The sun is essentially a big ball of gas, made up of 70% hydrogen and 28% helium. The remaining 2% is made up of metals. But these percentages change over time as the sun converts hydrogen to helium. This conversion happens at the sun's core. The temperature at teh core is about 15,000,000 Kelvin. (Kelvin is a unit of temperature in which zero occurs at absolute zero.) This intense heat is generated by nuclear fusion, the conversion of hydrogen to helium.

The nuclear fusion generates about 386 billion billion megawatts of energy. Now that's solar power.

The energy travels from the dense core to the surface of the sun, along the way losing heat. By the time it reaches the sun's surface it is in the form of visible light. The surface of the sun is called the photosphere. With a temperature of about 5800 Kelvin, it is considerably cooler than the raging hot core. Just above the photosphere is the chromosphere. Above this layer, and extending millions of kilometers into space is the corona. The corona is only visible during a total solar eclipse.

The average distance between the Earth and the sun is about 93,000,000 miles. The light from the sun takes about eight and 1/2 minutes to travel that distance. Not only is the sun generating heat and light, it is also generating solar winds. Made up of mostly electrons and protons, the solar winds blow through the Solar system at about 450 kilometers per second.

Solar winds are not completely understood, but it is believed they have a direct relationship with certain events such as the Northern Lights, and geomagnetic storms. These storms can knock out power grids on the planet Earth. During such a storm, a solar wind shock wave strikes the Earth's magnetic field and entire regions, such as the United States west coast, loses power. It is, of course, more complicated than that, but the exact process is still part speculation. It is understood, though, to be a cause and effect event.
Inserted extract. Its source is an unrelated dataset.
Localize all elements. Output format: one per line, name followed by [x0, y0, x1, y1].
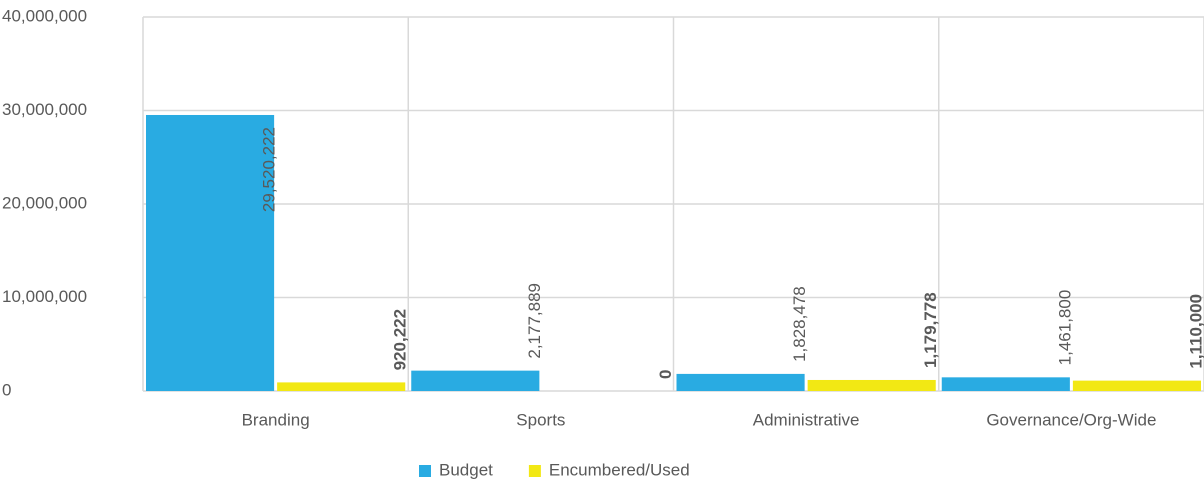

The sun is old, really old by human standards, with an approximate age of  four and 1/2 billion years. It has a life expectancy of about nine or ten billion years, so it has reached middle age.
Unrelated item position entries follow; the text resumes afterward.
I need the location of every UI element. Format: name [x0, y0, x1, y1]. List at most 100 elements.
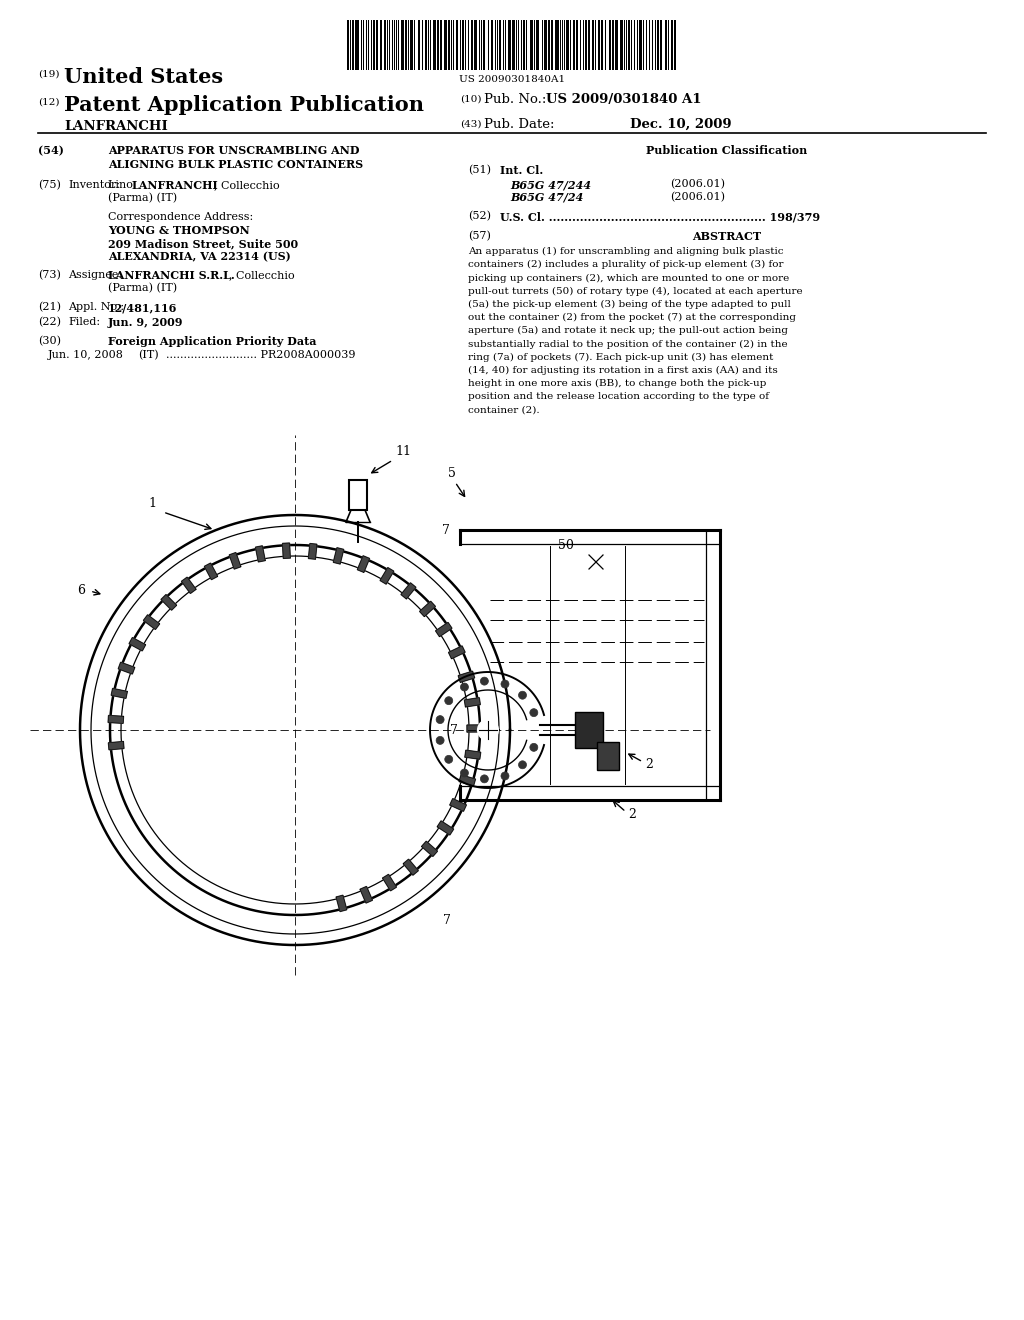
Bar	[530, 20, 534, 70]
Bar	[384, 20, 386, 70]
Text: B65G 47/244: B65G 47/244	[510, 180, 591, 190]
Text: (10): (10)	[460, 95, 481, 104]
Circle shape	[444, 697, 453, 705]
Polygon shape	[308, 544, 316, 560]
Bar	[352, 20, 354, 70]
Bar	[418, 20, 420, 70]
Text: US 20090301840A1: US 20090301840A1	[459, 75, 565, 84]
Text: (2006.01): (2006.01)	[670, 180, 725, 189]
Bar	[401, 20, 404, 70]
Text: (73): (73)	[38, 271, 60, 280]
Polygon shape	[336, 895, 347, 912]
Bar	[523, 20, 525, 70]
Polygon shape	[118, 663, 135, 675]
Text: (5a) the pick-up element (3) being of the type adapted to pull: (5a) the pick-up element (3) being of th…	[468, 300, 791, 309]
Bar	[612, 20, 614, 70]
Bar	[512, 20, 515, 70]
Text: containers (2) includes a plurality of pick-up element (3) for: containers (2) includes a plurality of p…	[468, 260, 783, 269]
Polygon shape	[143, 615, 160, 630]
Bar	[555, 20, 559, 70]
Circle shape	[436, 715, 444, 723]
Text: (12): (12)	[38, 98, 59, 107]
Text: (IT): (IT)	[138, 350, 159, 360]
Bar	[437, 20, 439, 70]
Text: pull-out turrets (50) of rotary type (4), located at each aperture: pull-out turrets (50) of rotary type (4)…	[468, 286, 803, 296]
Text: 11: 11	[395, 445, 411, 458]
Polygon shape	[333, 548, 344, 564]
Text: (30): (30)	[38, 337, 61, 346]
Polygon shape	[112, 689, 127, 698]
Polygon shape	[450, 799, 466, 812]
Bar	[380, 20, 382, 70]
Circle shape	[480, 775, 488, 783]
Bar	[349, 480, 367, 510]
Polygon shape	[422, 841, 437, 857]
Text: position and the release location according to the type of: position and the release location accord…	[468, 392, 769, 401]
Text: , Collecchio: , Collecchio	[229, 271, 295, 280]
Bar	[597, 742, 618, 770]
Text: United States: United States	[63, 67, 223, 87]
Circle shape	[461, 770, 468, 777]
Polygon shape	[437, 821, 454, 836]
Bar	[440, 20, 442, 70]
Polygon shape	[401, 583, 416, 599]
Circle shape	[436, 737, 444, 744]
Bar	[347, 20, 349, 70]
Text: Lino: Lino	[108, 180, 136, 190]
Bar	[671, 20, 673, 70]
Bar	[456, 20, 458, 70]
Bar	[474, 20, 477, 70]
Text: An apparatus (1) for unscrambling and aligning bulk plastic: An apparatus (1) for unscrambling and al…	[468, 247, 783, 256]
Text: 50: 50	[558, 539, 573, 552]
Circle shape	[480, 677, 488, 685]
Bar	[544, 20, 547, 70]
Bar	[471, 20, 473, 70]
Polygon shape	[465, 698, 480, 708]
Text: container (2).: container (2).	[468, 405, 540, 414]
Text: 2: 2	[628, 808, 636, 821]
Polygon shape	[383, 874, 396, 891]
Polygon shape	[357, 556, 370, 573]
Circle shape	[478, 719, 498, 741]
Bar	[499, 20, 501, 70]
Text: 7: 7	[450, 723, 458, 737]
Bar	[657, 20, 659, 70]
Bar	[373, 20, 375, 70]
Bar	[376, 20, 378, 70]
Text: Pub. No.:: Pub. No.:	[484, 92, 551, 106]
Polygon shape	[467, 725, 482, 733]
Text: (75): (75)	[38, 180, 60, 190]
Circle shape	[518, 760, 526, 768]
Text: ALEXANDRIA, VA 22314 (US): ALEXANDRIA, VA 22314 (US)	[108, 251, 291, 261]
Text: 209 Madison Street, Suite 500: 209 Madison Street, Suite 500	[108, 238, 298, 249]
Polygon shape	[129, 638, 145, 651]
Text: (2006.01): (2006.01)	[670, 191, 725, 202]
Text: (Parma) (IT): (Parma) (IT)	[108, 193, 177, 203]
Text: Inventor:: Inventor:	[68, 180, 120, 190]
Polygon shape	[181, 577, 196, 594]
Text: YOUNG & THOMPSON: YOUNG & THOMPSON	[108, 224, 250, 236]
Text: (14, 40) for adjusting its rotation in a first axis (AA) and its: (14, 40) for adjusting its rotation in a…	[468, 366, 778, 375]
Bar	[462, 20, 464, 70]
Text: height in one more axis (BB), to change both the pick-up: height in one more axis (BB), to change …	[468, 379, 766, 388]
Circle shape	[444, 755, 453, 763]
Polygon shape	[459, 775, 475, 785]
Text: aperture (5a) and rotate it neck up; the pull-out action being: aperture (5a) and rotate it neck up; the…	[468, 326, 788, 335]
Polygon shape	[465, 750, 480, 759]
Text: (57): (57)	[468, 231, 490, 242]
Polygon shape	[403, 859, 418, 875]
Polygon shape	[109, 742, 124, 750]
Bar	[536, 20, 539, 70]
Text: Assignee:: Assignee:	[68, 271, 122, 280]
Text: APPARATUS FOR UNSCRAMBLING AND: APPARATUS FOR UNSCRAMBLING AND	[108, 145, 359, 156]
Bar	[609, 20, 611, 70]
Text: (Parma) (IT): (Parma) (IT)	[108, 282, 177, 293]
Text: Patent Application Publication: Patent Application Publication	[63, 95, 424, 115]
Text: .......................... PR2008A000039: .......................... PR2008A000039	[166, 350, 355, 360]
Bar	[355, 20, 359, 70]
Text: 7: 7	[443, 913, 451, 927]
Bar	[444, 20, 447, 70]
Text: 5: 5	[449, 467, 456, 480]
Polygon shape	[205, 564, 218, 579]
Polygon shape	[380, 568, 394, 583]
What will happen when the sun dies? The sun will die when it has burned up all the hydrogen at its core. The core then begins to shrink, and the helium will convert to carbon. The outer layers swell, and the surface cools. It is now a Red Giant, glowing red and swelling up.

The outer layers of the star will then peel off or eject outward, resulting in a planetary nebula. The nebula is a shell made up of the hot gas that has been expelled from the dying star. All that will be left is a small, shrinking bit of core, called a Remnant. Eventually it will be a very small star known as a White Dwarf, surrounded by nebula.

In the meantime, the sun will continue to shine for many, many centuries, sending fresh new light to the Earth every eight and 1/2 minutes, generating billions of megawatts of energy, and sending shock waves of solar winds to knock out the grids of artificial power here on Earth.